The Boysen paper also refers to an (older) NHS algorithm that poses a ‘substitution’ test after medical error; ‘Would another provider put in the same circumstances in the same systems environment make the same error?’

These are all efforts to unpick and define the place of personal accountability. It seems clear that it does exist, but that censure or ‘discipline’ should come late, and only if you make a mistake while not adhering to policies, or worse, are reckless.


What is safe anyway? 

How do we define a safe environment? Addressing factors that permit greater potential for error, such as poor staffing, fatigue and IT functionality are clearly vital, but we are not agreed, yet, on what ‘safe’ looks like. Staffing ratios are a start, but do not necessarily take into account fluctuations in demand, or the effect that one highly complex patient might have on a service. However safe we make the environment, however rigorously we modify the ergonomics to take into account the variables arising from human factors, patients still rely on individual doctors to make the right decisions at the right time. The environment will not protect patients from mis-diagnosis or knowledge gaps; or, in the case of Dr Bawa-Garba, what has been called by some, ‘cognitive failure’.

In recent weeks many NHS workers have been reassured by their trusts that unsafe environments should be called out, and that they are encouraged to speak up. The GMC published a flow chart to help people decide how to raise concerns. Yet we all know that in the immediate term, on a Saturday night when you are two colleagues down because the planned locum fell through and the ward F2 has rung in with the ‘flu, that extra resources are unlikely to arrive. How do we apportion individual accountability here? Is it true that whatever happens on this night, the doctors should not be blamed? Will their errors, should they make them, and however odd they might appear from the outside, be overlooked because they were too pressed? Does personal accountability for under-performance completely evaporate in sub-optimal conditions?


Intrinsic accountability: the map of experience

Although the backlash against Bawa Garba’s (clearly excessive in most peoples’ minds) Gross Negligence Manslaughter judgment has suggested that there is no place for blame when things go wrong in substandard systems, we should remember that even in well-provided Trusts with working computers, risk lurks, ready to strike, and those of us who are standing by when it does so will be asked to explain what happened. Being asked to explain feels like blame. That is because we, as doctors, naturally feel responsible. That is our baseline moral state: responsible, slightly fearful (especially in the early years), anxious to make the correct decision. We feel guilty when things turn out badly. We generate our own sense of accountability, and subsequently we may experience weeks of self-examination. Sometimes, we need to be reassured by older hands that it is not our fault. Otherwise we will burn out in the slow flame of self-doubt and fearfulness.

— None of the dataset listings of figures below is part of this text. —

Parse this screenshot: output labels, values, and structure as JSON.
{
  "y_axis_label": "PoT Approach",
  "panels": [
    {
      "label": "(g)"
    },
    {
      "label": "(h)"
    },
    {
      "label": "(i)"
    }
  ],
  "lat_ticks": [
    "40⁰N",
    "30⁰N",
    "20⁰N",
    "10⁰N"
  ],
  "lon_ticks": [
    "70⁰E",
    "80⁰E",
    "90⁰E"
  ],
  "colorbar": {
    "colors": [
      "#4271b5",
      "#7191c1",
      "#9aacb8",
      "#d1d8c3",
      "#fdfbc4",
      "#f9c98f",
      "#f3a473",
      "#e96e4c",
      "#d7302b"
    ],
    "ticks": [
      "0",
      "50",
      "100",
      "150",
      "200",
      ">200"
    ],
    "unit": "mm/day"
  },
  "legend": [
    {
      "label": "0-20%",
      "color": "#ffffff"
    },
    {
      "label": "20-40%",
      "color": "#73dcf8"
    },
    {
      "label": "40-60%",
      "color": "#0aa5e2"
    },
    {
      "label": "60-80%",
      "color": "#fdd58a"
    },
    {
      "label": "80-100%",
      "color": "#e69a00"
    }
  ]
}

As I have observed before, there is a place for this sense of blame. It sharpens the senses and opens the psyche to deeper lessons. The mistakes for which we accept a degree of responsibility leave indelible marks, which over a career coalesce to form a map of hard-won experience, the better to help us navigate the tricky situations to come. A well-known consultant in my field said, on a training day, ‘An expert is someone who has made every silly mistake possible.’; yes, but none of them twice. The same probably goes for Dr Peter Wilmshurt, a cardiologist and well-known whistle-blower who has referred himself to the GMC for a career of errors. This act makes the point; medical careers teem with error. We become good through error. But if we blame our errors wholly on the systems around us, we will not lay down the ink that makes that map. It may be an unpopular view, but I think part of being a doctor is learning how to receive those stinging tattoos.